Le XVIIe siècle était le siècle des passions violentes, des capricieux élans du cœur, des cruautés insondables de l’âme humaine, du Caravage à Nicolas Poussin. Le XVIIIe siècle ouvre la voie à de nouvelles préoccupations, déjà initiée par certains courants du siècle précédents, à l’instar des maîtres hollandais tel Vermeer. Dans la seconde moitié du siècle des Lumières, la littérature et la peinture se font le reflet d’une nouvelle vision de l’homme et de son environnement, en revalorisant les affects. La sensibilité devient la qualité première de l’âme, qui permet à l’individu de ressentir librement le monde.
La figure humaine tient évidemment une place prééminente dans cette exposition dédiée à la sensibilité, mais la nature y trouve sa place également, à travers les paysages et les natures mortes, traitées à la façon de portraits.
De l’intimité du cercle familial et de l’individu à la théâtralité de la vie mondaine
Le siècle des Lumières est synonyme d’affirmation de l’individu. Les portraits se font plus profonds et installent dorénavant les modèles dans le décor familier de leur intimité, en lien étroit avec le style néoclassique qui fleurit. Le tête-à-tête avec le spectateur devient plus sensible et insiste poétiquement sur l’importance nouvelle du sentiment. Cela est encore plus perceptible dans le cadre des portraits familiaux.
Dans l’enfant doux et sage, se dessine l’honnête homme, incarnant l’avenir de la société.

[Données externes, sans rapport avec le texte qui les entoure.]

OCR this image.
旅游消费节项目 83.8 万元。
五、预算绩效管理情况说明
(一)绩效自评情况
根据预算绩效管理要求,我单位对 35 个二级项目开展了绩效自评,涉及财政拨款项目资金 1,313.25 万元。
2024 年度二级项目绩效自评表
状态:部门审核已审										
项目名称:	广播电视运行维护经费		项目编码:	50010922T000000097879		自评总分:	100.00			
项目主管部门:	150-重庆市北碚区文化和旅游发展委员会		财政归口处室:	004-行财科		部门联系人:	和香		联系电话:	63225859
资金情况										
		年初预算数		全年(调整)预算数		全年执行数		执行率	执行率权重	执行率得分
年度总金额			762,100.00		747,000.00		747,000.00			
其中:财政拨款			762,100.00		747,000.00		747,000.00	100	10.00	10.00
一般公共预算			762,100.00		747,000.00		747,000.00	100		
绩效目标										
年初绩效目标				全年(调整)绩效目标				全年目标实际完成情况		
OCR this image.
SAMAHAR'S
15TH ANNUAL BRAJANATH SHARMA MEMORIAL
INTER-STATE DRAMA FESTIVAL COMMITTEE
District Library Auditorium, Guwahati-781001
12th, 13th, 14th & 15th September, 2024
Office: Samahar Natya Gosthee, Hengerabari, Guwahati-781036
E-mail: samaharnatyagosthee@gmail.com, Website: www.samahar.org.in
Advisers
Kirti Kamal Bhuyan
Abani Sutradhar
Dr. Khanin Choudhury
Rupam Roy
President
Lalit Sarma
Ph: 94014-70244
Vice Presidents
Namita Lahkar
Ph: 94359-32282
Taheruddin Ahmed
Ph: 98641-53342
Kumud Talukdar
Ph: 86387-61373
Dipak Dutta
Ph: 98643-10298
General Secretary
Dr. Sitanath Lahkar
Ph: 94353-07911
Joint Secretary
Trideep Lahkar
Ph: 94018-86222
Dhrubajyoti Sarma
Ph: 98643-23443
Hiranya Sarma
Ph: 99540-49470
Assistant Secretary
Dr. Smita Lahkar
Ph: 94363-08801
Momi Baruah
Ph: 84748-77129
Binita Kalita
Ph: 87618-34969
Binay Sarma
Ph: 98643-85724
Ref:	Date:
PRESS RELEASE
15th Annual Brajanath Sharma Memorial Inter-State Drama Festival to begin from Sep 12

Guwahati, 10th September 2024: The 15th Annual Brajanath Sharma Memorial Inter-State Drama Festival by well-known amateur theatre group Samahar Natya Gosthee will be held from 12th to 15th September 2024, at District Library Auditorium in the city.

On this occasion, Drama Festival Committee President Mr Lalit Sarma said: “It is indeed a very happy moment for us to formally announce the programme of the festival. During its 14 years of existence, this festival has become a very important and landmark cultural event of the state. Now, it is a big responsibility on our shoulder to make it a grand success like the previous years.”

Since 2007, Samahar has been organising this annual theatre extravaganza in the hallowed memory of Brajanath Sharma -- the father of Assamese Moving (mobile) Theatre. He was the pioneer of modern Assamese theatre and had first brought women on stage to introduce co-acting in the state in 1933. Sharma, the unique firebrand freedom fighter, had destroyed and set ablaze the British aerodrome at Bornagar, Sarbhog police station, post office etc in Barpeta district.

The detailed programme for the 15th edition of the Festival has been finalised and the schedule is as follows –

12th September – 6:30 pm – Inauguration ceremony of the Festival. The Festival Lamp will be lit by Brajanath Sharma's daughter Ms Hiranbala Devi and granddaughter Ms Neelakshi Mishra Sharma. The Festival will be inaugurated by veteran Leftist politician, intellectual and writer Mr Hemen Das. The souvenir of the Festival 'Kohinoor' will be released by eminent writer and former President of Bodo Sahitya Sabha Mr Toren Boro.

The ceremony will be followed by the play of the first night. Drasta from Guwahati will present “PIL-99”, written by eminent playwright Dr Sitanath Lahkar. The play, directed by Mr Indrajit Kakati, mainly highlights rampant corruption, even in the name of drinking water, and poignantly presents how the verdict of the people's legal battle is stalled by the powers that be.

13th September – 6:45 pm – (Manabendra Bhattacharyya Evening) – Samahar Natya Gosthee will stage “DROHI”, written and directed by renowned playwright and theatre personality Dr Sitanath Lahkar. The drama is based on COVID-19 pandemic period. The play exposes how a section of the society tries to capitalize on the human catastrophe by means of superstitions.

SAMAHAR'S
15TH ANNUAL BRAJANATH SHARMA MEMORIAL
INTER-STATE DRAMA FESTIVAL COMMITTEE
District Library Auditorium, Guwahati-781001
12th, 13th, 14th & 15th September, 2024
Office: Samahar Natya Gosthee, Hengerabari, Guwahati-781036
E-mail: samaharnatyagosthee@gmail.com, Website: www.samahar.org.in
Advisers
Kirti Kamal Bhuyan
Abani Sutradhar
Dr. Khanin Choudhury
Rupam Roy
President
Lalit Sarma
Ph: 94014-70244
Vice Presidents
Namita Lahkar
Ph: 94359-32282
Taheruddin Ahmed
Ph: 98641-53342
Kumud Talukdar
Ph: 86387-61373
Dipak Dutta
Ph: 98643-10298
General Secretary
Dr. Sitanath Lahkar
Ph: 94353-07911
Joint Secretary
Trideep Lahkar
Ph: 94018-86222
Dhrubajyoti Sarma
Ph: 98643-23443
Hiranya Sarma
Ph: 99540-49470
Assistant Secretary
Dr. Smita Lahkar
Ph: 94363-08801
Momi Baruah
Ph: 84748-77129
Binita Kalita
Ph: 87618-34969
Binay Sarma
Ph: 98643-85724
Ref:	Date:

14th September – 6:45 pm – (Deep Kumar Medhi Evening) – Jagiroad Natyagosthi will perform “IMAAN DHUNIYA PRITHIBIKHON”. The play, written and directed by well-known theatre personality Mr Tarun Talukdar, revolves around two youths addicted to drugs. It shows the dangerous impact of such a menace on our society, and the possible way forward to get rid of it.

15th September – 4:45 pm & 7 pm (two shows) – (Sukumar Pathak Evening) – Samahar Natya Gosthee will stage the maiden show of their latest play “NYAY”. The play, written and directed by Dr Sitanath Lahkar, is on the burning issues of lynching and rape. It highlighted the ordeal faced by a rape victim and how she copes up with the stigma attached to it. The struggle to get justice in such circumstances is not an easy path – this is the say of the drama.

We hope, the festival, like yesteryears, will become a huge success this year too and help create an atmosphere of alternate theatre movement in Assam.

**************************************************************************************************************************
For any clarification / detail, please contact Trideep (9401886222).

La représentation familiale de l’enfance est très codifiée jusqu’au début du XVIIIe siècle, plaçant les enfants, adultes miniatures, dans la lignée aristocratique d’une famille très large. Le XVIIIe siècle connaît une profonde mutation : une partie de la population se concentre en « familles nucléaires », constituées simplement du père, de la mère et des enfants. Ces derniers prennent une importance inédite, comme individus uniques, dorénavant choyés et doués d’une personnalité propre. Tendresses maternelle et paternelle sont indispensables au bien-être et au développement de l’enfant. Les portraits familiaux exaltent les figures maternelles nourricières et les pères précepteurs, et les liens d’affection entre parents et enfants se multiplient.
Ce sont les qualités de cœur qui sont désormais mises en valeur, l’enfant aimable est un enfant sensible, porté à l’émotion : rêverie mélancolique, ou encore câlineries fraternelles. Il ne faut pas voir, dans toutes ces nouvelles représentations d’amour, qu’une attention affectueuse et désintéressée au monde de l’enfance. Car, dans l’enfant doux et sage, se dessine l’honnête homme, incarnant l’avenir de la société. « Sitôt qu’il nait, emparez-vous de lui, et ne le quittez plus qu’il ne soit homme » écrit Rousseau (Émile ou De l’éducation, 1793). Le soin des tout-petits et l’éducation des plus grands deviennent des considérations sociale et politique.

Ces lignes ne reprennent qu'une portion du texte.